Institutions that make it [information about completion rates] easily accessible are in the minority. At the University of California at San Diego, a comprehensive table of completion statistics is included in the graduate school's annual report, easily found on the Web. Duke University's Graduate School includes links to a wealth of admissions, enrollment, and completion data for prospective students on its Web site. There you can learn very specific information about individual departments -- for instance, that the Ph.D. program in literature bucks the national trend. Of the 27 students who started from 1992 through 1995, 17 earned their degrees, and only 6 have withdrawn.
. . . . . . . . . . . . . . . . . . . .
Even students who make it through the rigorous selection process to win National Science Foundation graduate-research fellowships finish their Ph.D.'s at a rate of only about 75 percent. That's just a bit higher than other doctoral students in the sciences.
. . . . . . . . . . . . . . . . . . . .
. . .[T]he pot of gold at the end of the Ph.D. rainbow may not be there for every candidate. For many of them, despite their love of the subject and their dreams of reveling in the life of the mind, the most logical decision may be to leave.
After a year in a Ph.D. program in history at City University of New York, Nicole Kalian left to take a job as a publicist with a book publisher. Hers was the sort of early attrition that almost everyone agrees is the best kind.
"I didn't see any prospects for when I graduated," says Ms. Kalian, who was shocked to read an article about new Ph.D.'s who couldn't find jobs as adjuncts on enough campuses to earn at least $25,000 a year. "It was frightening, and I could never really shake that thought from my head." (emphasis added, Scott Smallwood, "Doctor Dropout: High Attrition from Ph.D. Programs Is Sucking Away Time, Talent, and Money and Breaking Some Hearts, Too," Chronicle of Higher Education 50.19, 16 Jan. 2004, p. A10)
In conclusion, while Rothman, Lichter, and Nevitte's research exaggerates the proportion of liberals and leftists in academia today, it is true that liberals (though not leftists) traditionally outnumber conservatives in the humanities and social sciences, particularly at research institutions that require a doctoral degree as a condition of employment.
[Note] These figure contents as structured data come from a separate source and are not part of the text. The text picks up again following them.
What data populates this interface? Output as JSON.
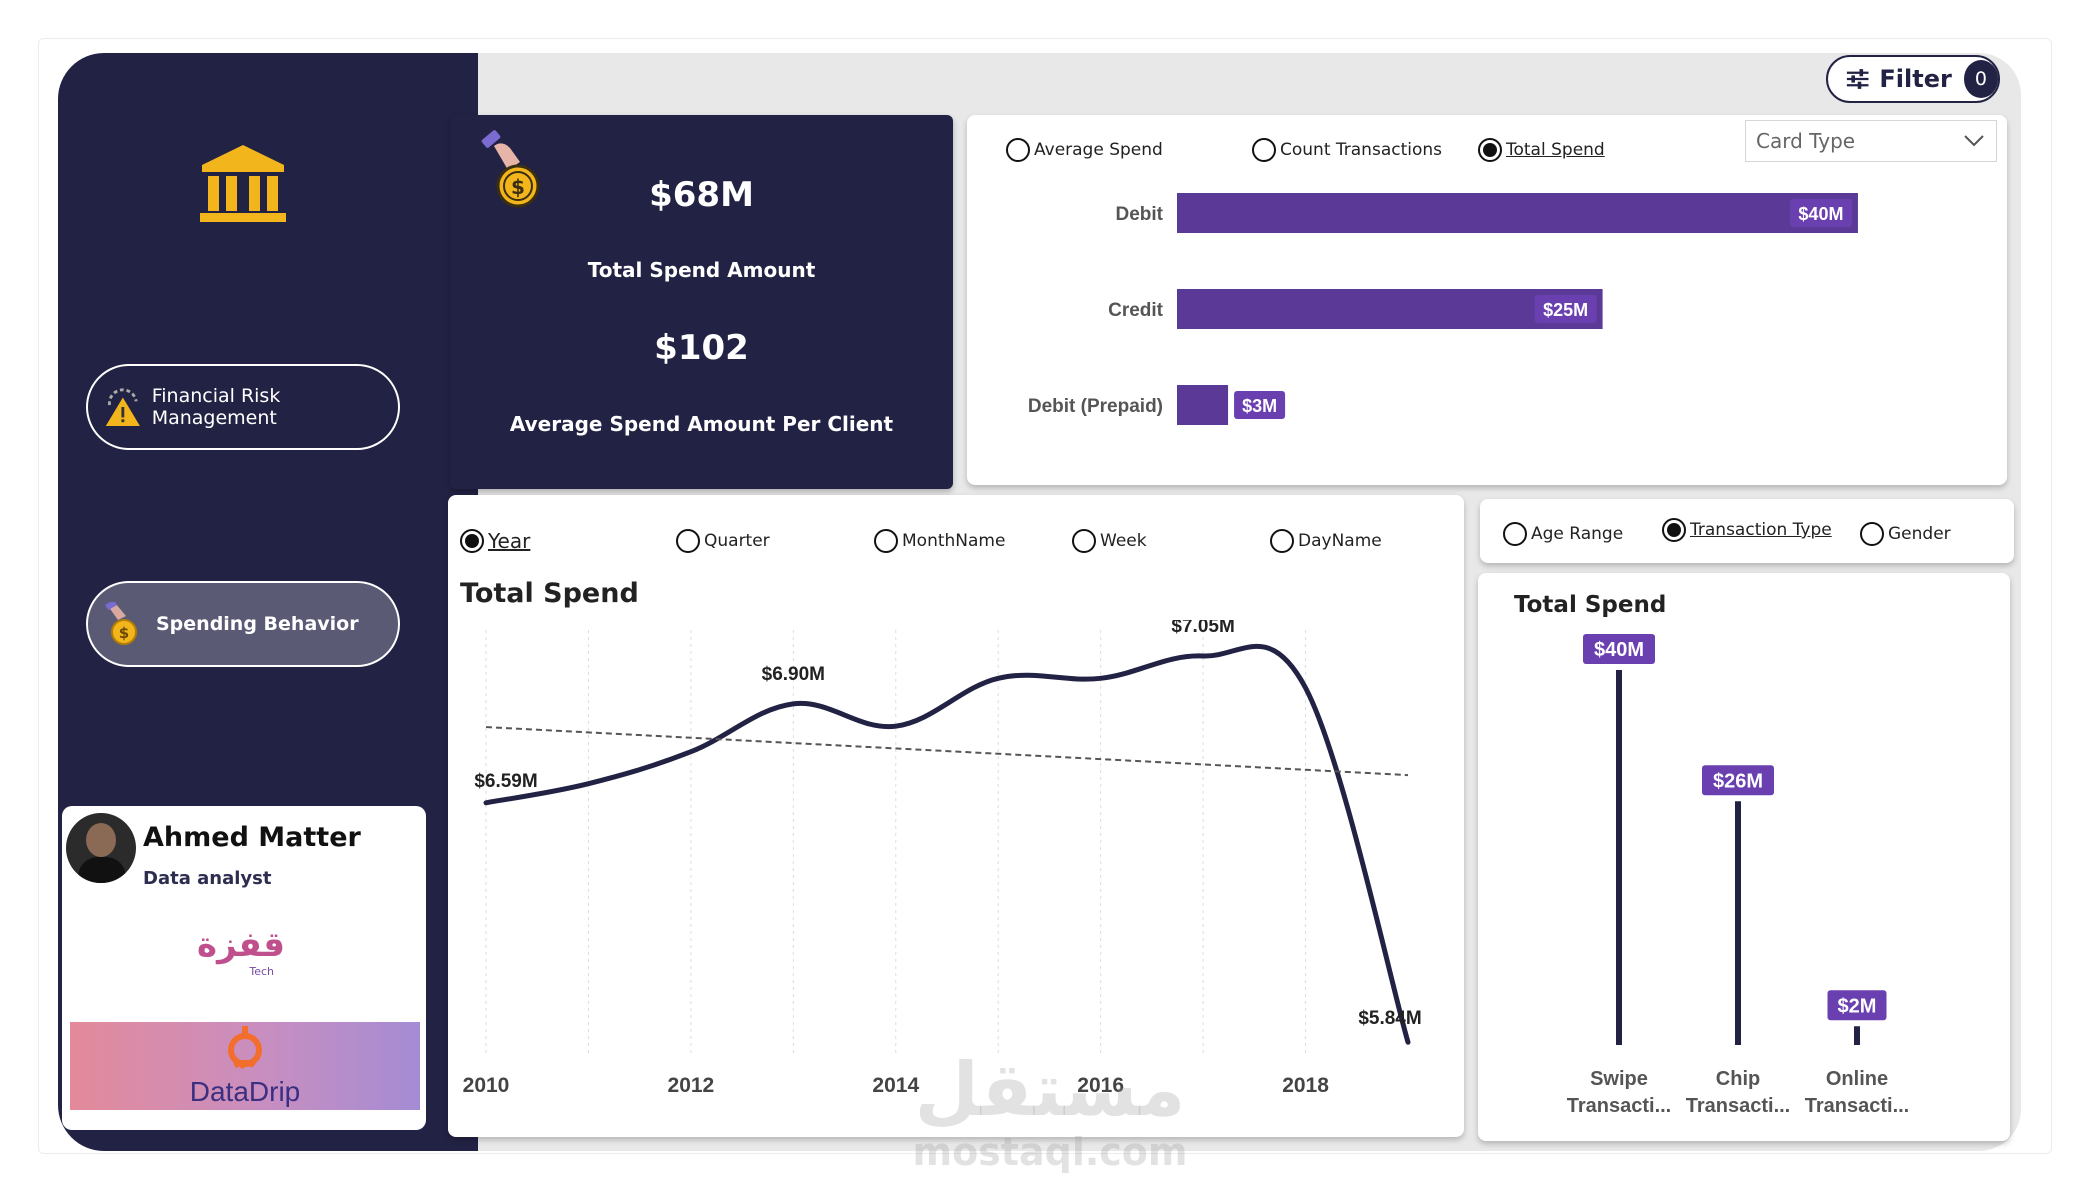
{
  "header": {
    "filter_label": "Filter",
    "filter_count": "0"
  },
  "sidebar": {
    "nav": [
      {
        "label": "Financial Risk Management"
      },
      {
        "label": "Spending Behavior"
      }
    ],
    "profile": {
      "name": "Ahmed Matter",
      "role": "Data analyst",
      "logo1_text": "قفزة",
      "logo1_sub": "Tech",
      "logo2_text": "DataDrip"
    }
  },
  "kpi": {
    "total_spend_value": "$68M",
    "total_spend_label": "Total Spend Amount",
    "avg_spend_value": "$102",
    "avg_spend_label": "Average Spend Amount Per Client"
  },
  "card_type_panel": {
    "measures": [
      {
        "label": "Average Spend",
        "selected": false
      },
      {
        "label": "Count Transactions",
        "selected": false
      },
      {
        "label": "Total Spend",
        "selected": true
      }
    ],
    "dropdown_placeholder": "Card Type"
  },
  "time_panel": {
    "options": [
      {
        "label": "Year",
        "selected": true
      },
      {
        "label": "Quarter",
        "selected": false
      },
      {
        "label": "MonthName",
        "selected": false
      },
      {
        "label": "Week",
        "selected": false
      },
      {
        "label": "DayName",
        "selected": false
      }
    ],
    "title": "Total Spend"
  },
  "dimension_panel": {
    "options": [
      {
        "label": "Age Range",
        "selected": false
      },
      {
        "label": "Transaction Type",
        "selected": true
      },
      {
        "label": "Gender",
        "selected": false
      }
    ],
    "title": "Total Spend"
  },
  "watermark": {
    "arabic": "مستقل",
    "latin": "mostaql.com"
  },
  "chart_data": [
    {
      "type": "bar",
      "orientation": "horizontal",
      "title": "",
      "categories": [
        "Debit",
        "Credit",
        "Debit (Prepaid)"
      ],
      "values": [
        40,
        25,
        3
      ],
      "labels": [
        "$40M",
        "$25M",
        "$3M"
      ],
      "unit": "$M",
      "xlim": [
        0,
        42
      ],
      "color": "#5a3a96"
    },
    {
      "type": "line",
      "title": "Total Spend",
      "x": [
        2010,
        2011,
        2012,
        2013,
        2014,
        2015,
        2016,
        2017,
        2018,
        2019
      ],
      "values": [
        6.59,
        6.65,
        6.75,
        6.9,
        6.83,
        6.98,
        6.98,
        7.05,
        6.95,
        5.84
      ],
      "point_labels": {
        "2010": "$6.59M",
        "2013": "$6.90M",
        "2017": "$7.05M",
        "2019": "$5.84M"
      },
      "x_ticks": [
        "2010",
        "2012",
        "2014",
        "2016",
        "2018"
      ],
      "trendline": true,
      "unit": "$M",
      "ylim": [
        5.8,
        7.1
      ],
      "color": "#222244"
    },
    {
      "type": "bar",
      "style": "lollipop",
      "title": "Total Spend",
      "categories": [
        "Swipe Transacti...",
        "Chip Transacti...",
        "Online Transacti..."
      ],
      "category_lines": [
        [
          "Swipe",
          "Transacti..."
        ],
        [
          "Chip",
          "Transacti..."
        ],
        [
          "Online",
          "Transacti..."
        ]
      ],
      "values": [
        40,
        26,
        2
      ],
      "labels": [
        "$40M",
        "$26M",
        "$2M"
      ],
      "unit": "$M",
      "ylim": [
        0,
        40
      ],
      "color": "#222244",
      "label_color": "#6a3fb0"
    }
  ]
}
What should be conservatives' response to that? I submit that conservatives ought to congratulate themselves. Thinking like the proverbial Rational Economic Man weighing opportunity costs and maximizing utility, many conservatives made the economically correct choice of staying out of Ph.D. programs, especially academic sweatshops in the humanities and social sciences. Alternatively, conservatives might apply their favorite tool, neoclassical economics, to the issue: the problem is that salaries that the best and brightest conservatives demand are too high -- lower their prices, and there will be more demand for them in the academic labor market. Liberals and leftists, on the other hand, should proffer a left-wing remedy that addresses a right-wing grievance while solving at least some of the many problems that plague the life of the mind: increase tenure-track jobs massively, and raise faculty salaries as well as teaching assistant wages (especially in the humanities and social sciences) dramatically, in order to make academic compensation packages competitive with what plastic surgeons, corporate lawyers, business executives, and politicians turned lobbyists would expect. In short, give conservatives what they do not have today: financial incentives to become academics. Turn the ivory tower into a field of conservative dreams of big money: if you build it, they will come.